Diante disso, a psicóloga Letícia Souza Mello (CRP 07/17409), servidora da Defensoria Pública do Estado, trouxe alguns exemplos de experiências práticas para a Psicologia sobre o tema. “Desde 2018, começamos a desenvolver, na Defensoria, a Comissão Permanente de Acessibilidade e Inclusão (CPAI), em busca de promover, dentro da instituição, um olhar mais humanizado e singular com as/os colaboradoras/es que possuem alguma deficiência. Uma das primeiras ações realizadas foram os chamados ‘acolhimentos’, que eram entrevistas realizadas com cada sujeito com deficiência que acabava de ingressar na Defensoria, seja ele servidor, defensor ou estagiário. Era uma entrevista de acolhimento para conhecer quem era a pessoa que estava entrando, saber quais eram suas necessidades e, a partir disso, ter um entendimento, enquanto instituição, se ela precisava de uma tecnologia assistiva para poder desenvolver o seu trabalho ou de qualquer outra adaptação. Porque entendemos que de nada adianta a gente promover o ingresso dessas pessoas dentro da instituição, se não garantir a sua permanência”, relatou.
“Essas entrevistas fazem uma enorme diferença, porque quando nos inscrevemos no concurso, precisamos apresentar um laudo médico. Só que o atual modelo de entendimento da deficiência vai muito além daquela percepção médica e de você ser resumida à Classificação Internacional de Doenças (CID). A partir do acolhimento que fazemos, onde você percebe sua singularidade, que se consegue chegar em uma percepção de que de fato a pessoa está dentro daquela instituição e não somente preenchendo reserva de vagas para deficientes na empresa”, salientou.
Letícia, durante sua fala, apresentou, ainda, algumas outras ações realizadas dentro da Defensoria, como eventos de diversidade e inclusão social, publicação da cartilha “Nada sobre nós sem nós” e um banco de currículos de estagiárias/os com deficiência. “Este ano, também, colocamos em prática a inclusão do quesito ‘Deficiência’ no portal do nosso site, também, para que a pessoa que busca por um atendimento consiga sinalizar já no seu cadastro qual a melhor forma de comunicação (telefone, por escrito, ou com intérprete de LIBRAS)”.
“Como a comissão é composta por pessoas deficientes, parte da gente as pautas e a prática de iniciar este diálogo na instituição.
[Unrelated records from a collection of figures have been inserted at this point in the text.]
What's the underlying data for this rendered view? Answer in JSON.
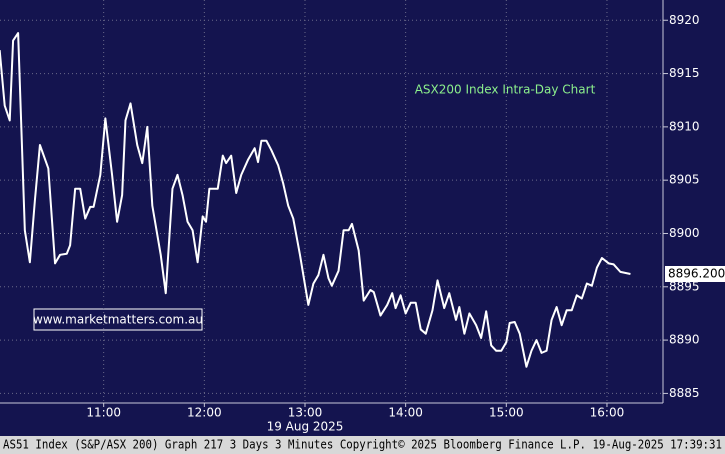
{
  "chart_data": {
    "type": "line",
    "title": "ASX200 Index Intra-Day Chart",
    "watermark": "www.marketmatters.com.au",
    "date_label": "19 Aug 2025",
    "footer": "AS51 Index (S&P/ASX 200) Graph 217 3 Days 3 Minutes  Copyright© 2025 Bloomberg Finance L.P.  19-Aug-2025 17:39:31",
    "last_value": {
      "value": 8896.2,
      "label": "8896.200"
    },
    "x": [
      598,
      601,
      604,
      606,
      609,
      613,
      616,
      619,
      622,
      627,
      631,
      634,
      638,
      640,
      643,
      646,
      649,
      652,
      654,
      658,
      661,
      665,
      668,
      671,
      673,
      676,
      680,
      683,
      686,
      689,
      694,
      697,
      701,
      704,
      707,
      710,
      713,
      716,
      719,
      721,
      723,
      728,
      731,
      733,
      736,
      739,
      742,
      746,
      750,
      752,
      754,
      757,
      760,
      764,
      767,
      770,
      773,
      777,
      782,
      785,
      788,
      791,
      794,
      796,
      800,
      803,
      806,
      808,
      812,
      815,
      819,
      821,
      825,
      829,
      832,
      834,
      837,
      840,
      843,
      846,
      849,
      852,
      856,
      859,
      863,
      866,
      870,
      872,
      875,
      878,
      882,
      885,
      888,
      891,
      894,
      897,
      900,
      902,
      905,
      908,
      912,
      915,
      918,
      921,
      924,
      927,
      930,
      933,
      936,
      939,
      942,
      945,
      948,
      951,
      954,
      957,
      961,
      964,
      968,
      974
    ],
    "series": [
      {
        "name": "ASX200",
        "color": "#ffffff",
        "values": [
          8917.2,
          8912.0,
          8910.6,
          8918.1,
          8918.8,
          8900.3,
          8897.3,
          8903.1,
          8908.3,
          8906.1,
          8897.2,
          8898.0,
          8898.1,
          8898.9,
          8904.2,
          8904.2,
          8901.4,
          8902.5,
          8902.5,
          8905.5,
          8910.8,
          8905.5,
          8901.1,
          8903.6,
          8910.6,
          8912.2,
          8908.3,
          8906.6,
          8910.0,
          8902.6,
          8898.0,
          8894.4,
          8904.2,
          8905.5,
          8903.6,
          8901.1,
          8900.3,
          8897.3,
          8901.6,
          8901.1,
          8904.2,
          8904.2,
          8907.3,
          8906.6,
          8907.3,
          8903.8,
          8905.5,
          8906.9,
          8908.0,
          8906.7,
          8908.7,
          8908.7,
          8907.8,
          8906.4,
          8904.7,
          8902.6,
          8901.4,
          8898.0,
          8893.3,
          8895.3,
          8896.1,
          8898.0,
          8895.8,
          8895.1,
          8896.5,
          8900.3,
          8900.3,
          8900.9,
          8898.4,
          8893.7,
          8894.7,
          8894.5,
          8892.3,
          8893.3,
          8894.4,
          8893.0,
          8894.2,
          8892.5,
          8893.5,
          8893.5,
          8891.0,
          8890.6,
          8892.8,
          8895.6,
          8893.0,
          8894.4,
          8891.9,
          8893.1,
          8890.6,
          8892.5,
          8891.4,
          8890.2,
          8892.7,
          8889.5,
          8889.0,
          8889.0,
          8889.8,
          8891.6,
          8891.7,
          8890.6,
          8887.5,
          8889.0,
          8890.0,
          8888.8,
          8889.0,
          8891.9,
          8893.1,
          8891.4,
          8892.8,
          8892.8,
          8894.2,
          8893.9,
          8895.3,
          8895.1,
          8896.8,
          8897.7,
          8897.2,
          8897.1,
          8896.4,
          8896.2
        ]
      }
    ],
    "xlim": [
      598.2,
      993.4
    ],
    "xticks": [
      {
        "value": 660,
        "label": "11:00"
      },
      {
        "value": 720,
        "label": "12:00"
      },
      {
        "value": 780,
        "label": "13:00"
      },
      {
        "value": 840,
        "label": "14:00"
      },
      {
        "value": 900,
        "label": "15:00"
      },
      {
        "value": 960,
        "label": "16:00"
      }
    ],
    "ylim": [
      8884.1,
      8921.9
    ],
    "yticks": [
      8885,
      8890,
      8895,
      8900,
      8905,
      8910,
      8915,
      8920
    ],
    "grid": true
  }
}
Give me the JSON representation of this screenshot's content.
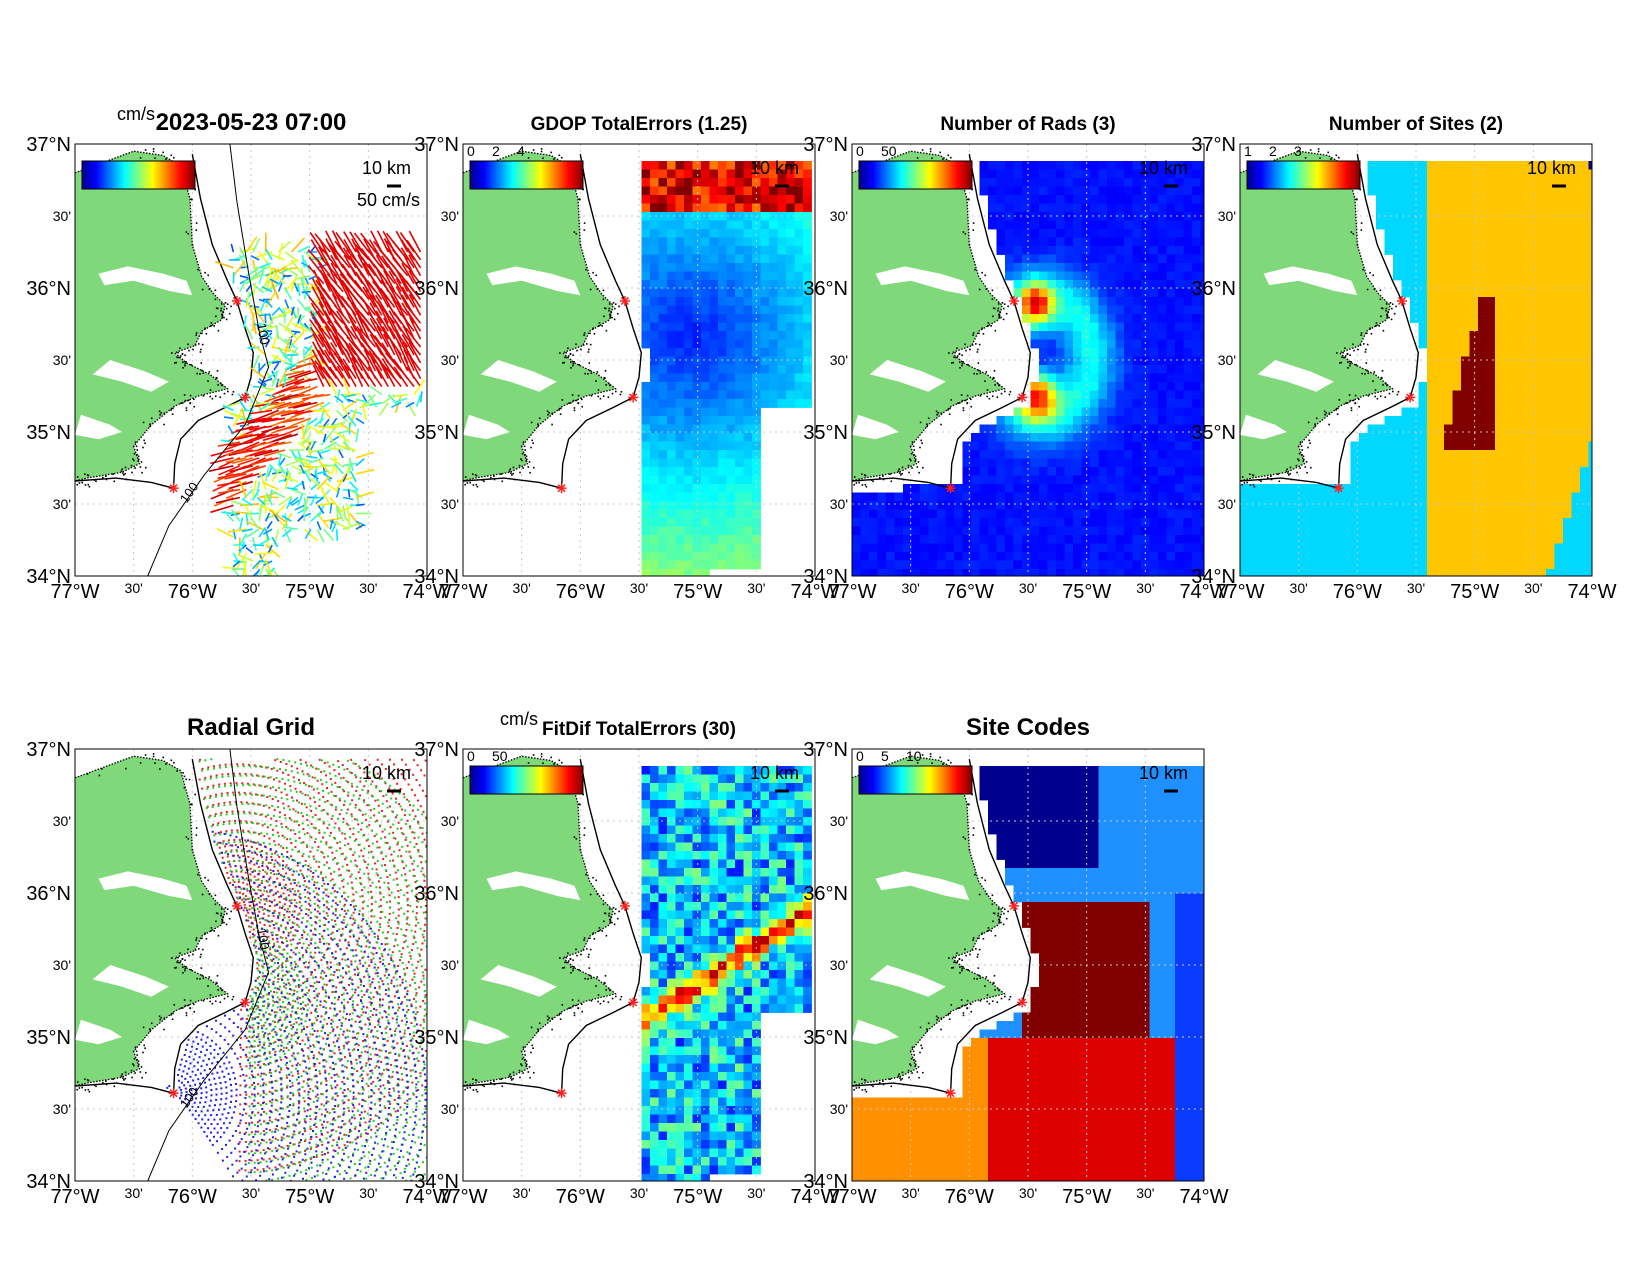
{
  "figure": {
    "timestamp_title": "2023-05-23 07:00",
    "lat_labels": [
      "37°N",
      "30'",
      "36°N",
      "30'",
      "35°N",
      "30'",
      "34°N"
    ],
    "lon_labels": [
      "77°W",
      "30'",
      "76°W",
      "30'",
      "75°W",
      "30'",
      "74°W"
    ],
    "scale_label": "10 km",
    "colors": {
      "land": "#7fd97a",
      "sea": "#ffffff",
      "coast": "#000000",
      "site_marker": "#ff2020",
      "grid": "#c8c8c8"
    },
    "sites": [
      {
        "lon": -75.62,
        "lat": 35.91
      },
      {
        "lon": -75.55,
        "lat": 35.24
      },
      {
        "lon": -76.16,
        "lat": 34.61
      }
    ]
  },
  "panels": [
    {
      "id": "totals",
      "title": "2023-05-23 07:00",
      "colorbar_unit": "cm/s",
      "colorbar_ticks": [],
      "vector_scale_label": "50 cm/s",
      "contours": [
        "100",
        "100"
      ],
      "field": "vectors"
    },
    {
      "id": "gdop",
      "title": "GDOP TotalErrors (1.25)",
      "colorbar_unit": "",
      "colorbar_ticks": [
        "0",
        "2",
        "4"
      ],
      "contours": [
        "1.25",
        "1.25",
        "1.25",
        "1.25"
      ],
      "field": "gdop"
    },
    {
      "id": "nrads",
      "title": "Number of Rads (3)",
      "colorbar_unit": "",
      "colorbar_ticks": [
        "0",
        "50"
      ],
      "contours": [],
      "field": "nrads"
    },
    {
      "id": "nsites",
      "title": "Number of Sites (2)",
      "colorbar_unit": "",
      "colorbar_ticks": [
        "1",
        "2",
        "3"
      ],
      "contours": [
        "2",
        "2",
        "2",
        "2",
        "2"
      ],
      "field": "nsites"
    },
    {
      "id": "radial",
      "title": "Radial Grid",
      "colorbar_unit": "",
      "colorbar_ticks": [],
      "contours": [
        "100",
        "100"
      ],
      "field": "radial"
    },
    {
      "id": "fitdif",
      "title": "FitDif TotalErrors (30)",
      "colorbar_unit": "cm/s",
      "colorbar_ticks": [
        "0",
        "50"
      ],
      "contours": [
        "30",
        "30",
        "30",
        "30",
        "30",
        "30",
        "30",
        "30"
      ],
      "field": "fitdif"
    },
    {
      "id": "sitecodes",
      "title": "Site Codes",
      "colorbar_unit": "",
      "colorbar_ticks": [
        "0",
        "5",
        "10"
      ],
      "contours": [],
      "field": "sitecodes"
    }
  ]
}
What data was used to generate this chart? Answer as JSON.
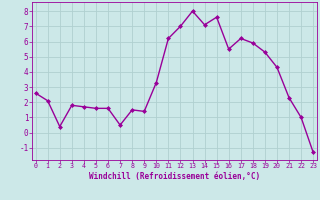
{
  "x": [
    0,
    1,
    2,
    3,
    4,
    5,
    6,
    7,
    8,
    9,
    10,
    11,
    12,
    13,
    14,
    15,
    16,
    17,
    18,
    19,
    20,
    21,
    22,
    23
  ],
  "y": [
    2.6,
    2.1,
    0.4,
    1.8,
    1.7,
    1.6,
    1.6,
    0.5,
    1.5,
    1.4,
    3.3,
    6.2,
    7.0,
    8.0,
    7.1,
    7.6,
    5.5,
    6.2,
    5.9,
    5.3,
    4.3,
    2.3,
    1.0,
    -1.3
  ],
  "line_color": "#990099",
  "marker": "D",
  "marker_size": 2.0,
  "line_width": 1.0,
  "bg_color": "#cce8e8",
  "grid_color": "#b0d0d0",
  "xlabel": "Windchill (Refroidissement éolien,°C)",
  "tick_color": "#990099",
  "ylim": [
    -1.8,
    8.6
  ],
  "yticks": [
    -1,
    0,
    1,
    2,
    3,
    4,
    5,
    6,
    7,
    8
  ],
  "xticks": [
    0,
    1,
    2,
    3,
    4,
    5,
    6,
    7,
    8,
    9,
    10,
    11,
    12,
    13,
    14,
    15,
    16,
    17,
    18,
    19,
    20,
    21,
    22,
    23
  ],
  "xlim": [
    -0.3,
    23.3
  ]
}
Por isso, é interessante pensar na frase ‘Nada sobre nós sem nós’ em um âmbito geral, porque nós mesmos podemos falar e lutar contra o capacitismo e a exclusão, não somos limitados e nem precisamos que alguém fale por nós. O que precisamos é ser escutados e isso já seria o suficiente”, concluiu.
A atividade contou com a participação da categoria pelo chat e microfone, durante a videochamada.